Sous l’apparence d’un simple liseré sombre, la fritte – une émail céramique cuite directement sur le pare-brise – garantit la solidité de l’ensemble. Cette bande n’est pas appliquée après fabrication : elle est fusionnée au verre, ce qui la rend inaltérable.
Grâce à sa texture légèrement granuleuse, elle offre une meilleure adhérence à l’adhésif uréthane utilisé pour coller le pare-brise au châssis. Un point crucial, car ce collage assure une partie de la rigidité structurelle du véhicule. La fritte sert aussi d’écran contre les UV, qui peuvent dégrader l’uréthane et fragiliser le joint au fil des années.

Pourquoi les points noirs prolongent la fritte
Autour de cette bande, un dégradé de petits points vient adoucir la transition avec la zone transparente.
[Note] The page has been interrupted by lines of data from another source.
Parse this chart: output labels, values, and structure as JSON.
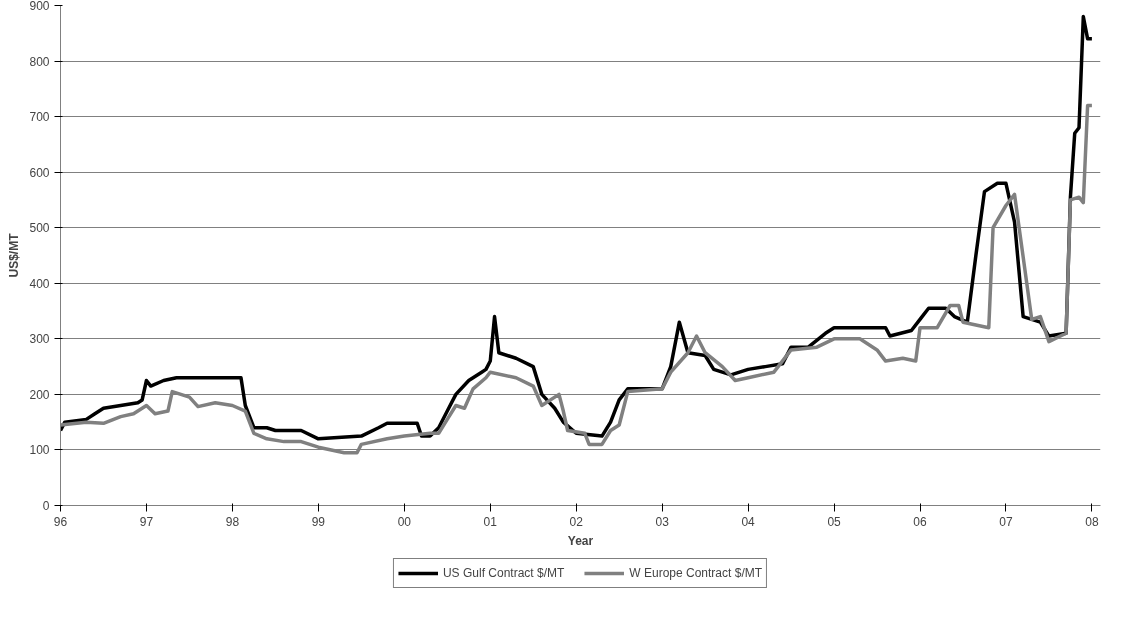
{
  "chart_data": {
    "type": "line",
    "xlabel": "Year",
    "ylabel": "US$/MT",
    "xlim": [
      1996,
      2008.1
    ],
    "ylim": [
      0,
      900
    ],
    "xticks": [
      {
        "value": 1996,
        "label": "96"
      },
      {
        "value": 1997,
        "label": "97"
      },
      {
        "value": 1998,
        "label": "98"
      },
      {
        "value": 1999,
        "label": "99"
      },
      {
        "value": 2000,
        "label": "00"
      },
      {
        "value": 2001,
        "label": "01"
      },
      {
        "value": 2002,
        "label": "02"
      },
      {
        "value": 2003,
        "label": "03"
      },
      {
        "value": 2004,
        "label": "04"
      },
      {
        "value": 2005,
        "label": "05"
      },
      {
        "value": 2006,
        "label": "06"
      },
      {
        "value": 2007,
        "label": "07"
      },
      {
        "value": 2008,
        "label": "08"
      }
    ],
    "yticks": [
      0,
      100,
      200,
      300,
      400,
      500,
      600,
      700,
      800,
      900
    ],
    "grid": "y",
    "legend": "bottom",
    "marker": "none",
    "line_style": "solid",
    "series": [
      {
        "name": "US Gulf Contract $/MT",
        "color": "#000000",
        "x": [
          1996.0,
          1996.05,
          1996.3,
          1996.4,
          1996.5,
          1996.7,
          1996.9,
          1996.95,
          1997.0,
          1997.05,
          1997.2,
          1997.35,
          1998.1,
          1998.15,
          1998.25,
          1998.4,
          1998.5,
          1998.8,
          1999.0,
          1999.5,
          1999.7,
          1999.8,
          2000.15,
          2000.2,
          2000.3,
          2000.4,
          2000.5,
          2000.6,
          2000.75,
          2000.9,
          2000.95,
          2001.0,
          2001.05,
          2001.1,
          2001.3,
          2001.5,
          2001.6,
          2001.75,
          2001.85,
          2002.0,
          2002.3,
          2002.4,
          2002.5,
          2002.6,
          2003.0,
          2003.1,
          2003.2,
          2003.3,
          2003.5,
          2003.6,
          2003.8,
          2004.0,
          2004.2,
          2004.4,
          2004.5,
          2004.7,
          2004.9,
          2005.0,
          2005.6,
          2005.65,
          2005.9,
          2006.0,
          2006.1,
          2006.3,
          2006.4,
          2006.55,
          2006.65,
          2006.75,
          2006.9,
          2007.0,
          2007.1,
          2007.2,
          2007.4,
          2007.5,
          2007.7,
          2007.75,
          2007.8,
          2007.85,
          2007.9,
          2007.95,
          2008.0
        ],
        "values": [
          135,
          150,
          155,
          165,
          175,
          180,
          185,
          190,
          225,
          215,
          225,
          230,
          230,
          180,
          140,
          140,
          135,
          135,
          120,
          125,
          140,
          148,
          148,
          125,
          125,
          140,
          170,
          200,
          225,
          240,
          245,
          260,
          340,
          275,
          265,
          250,
          200,
          175,
          150,
          130,
          125,
          150,
          190,
          210,
          210,
          250,
          330,
          275,
          270,
          245,
          235,
          245,
          250,
          255,
          285,
          285,
          310,
          320,
          320,
          305,
          315,
          335,
          355,
          355,
          340,
          330,
          450,
          565,
          580,
          580,
          510,
          340,
          330,
          305,
          310,
          555,
          670,
          680,
          880,
          840,
          840
        ]
      },
      {
        "name": "W Europe Contract $/MT",
        "color": "#808080",
        "x": [
          1996.0,
          1996.3,
          1996.5,
          1996.7,
          1996.85,
          1997.0,
          1997.1,
          1997.25,
          1997.3,
          1997.5,
          1997.6,
          1997.8,
          1998.0,
          1998.15,
          1998.25,
          1998.4,
          1998.6,
          1998.8,
          1999.0,
          1999.3,
          1999.45,
          1999.5,
          1999.8,
          2000.0,
          2000.3,
          2000.4,
          2000.5,
          2000.6,
          2000.7,
          2000.8,
          2000.95,
          2001.0,
          2001.3,
          2001.5,
          2001.6,
          2001.8,
          2001.85,
          2001.9,
          2002.1,
          2002.15,
          2002.3,
          2002.4,
          2002.5,
          2002.6,
          2003.0,
          2003.1,
          2003.3,
          2003.4,
          2003.5,
          2003.7,
          2003.85,
          2004.0,
          2004.3,
          2004.5,
          2004.8,
          2005.0,
          2005.3,
          2005.5,
          2005.6,
          2005.8,
          2005.95,
          2006.0,
          2006.2,
          2006.35,
          2006.45,
          2006.5,
          2006.8,
          2006.85,
          2007.0,
          2007.1,
          2007.3,
          2007.4,
          2007.5,
          2007.7,
          2007.75,
          2007.85,
          2007.9,
          2007.95,
          2008.0
        ],
        "values": [
          145,
          150,
          148,
          160,
          165,
          180,
          165,
          170,
          205,
          195,
          178,
          185,
          180,
          170,
          130,
          120,
          115,
          115,
          105,
          95,
          95,
          110,
          120,
          125,
          130,
          130,
          155,
          180,
          175,
          210,
          230,
          240,
          230,
          215,
          180,
          200,
          170,
          135,
          130,
          110,
          110,
          135,
          145,
          205,
          210,
          240,
          275,
          305,
          275,
          250,
          225,
          230,
          240,
          280,
          285,
          300,
          300,
          280,
          260,
          265,
          260,
          320,
          320,
          360,
          360,
          330,
          320,
          500,
          540,
          560,
          335,
          340,
          295,
          310,
          550,
          555,
          545,
          720,
          720
        ]
      }
    ]
  }
}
Ce motif masque la colle, réduit les reflets et améliore le confort visuel, notamment en plein soleil.
Sur certains modèles, une pastille plus dense près du rétroviseur agit même comme un troisième pare-soleil discret, bloquant la lumière directe lorsque le soleil est bas.
Ces points jouent également un rôle thermique : la fritte absorbe davantage de chaleur que le verre clair. Le dégradé permet de répartir cette énergie et d’éviter les déformations optiques ou les tensions dans le vitrage, phénomènes qui peuvent fragiliser un pare-brise.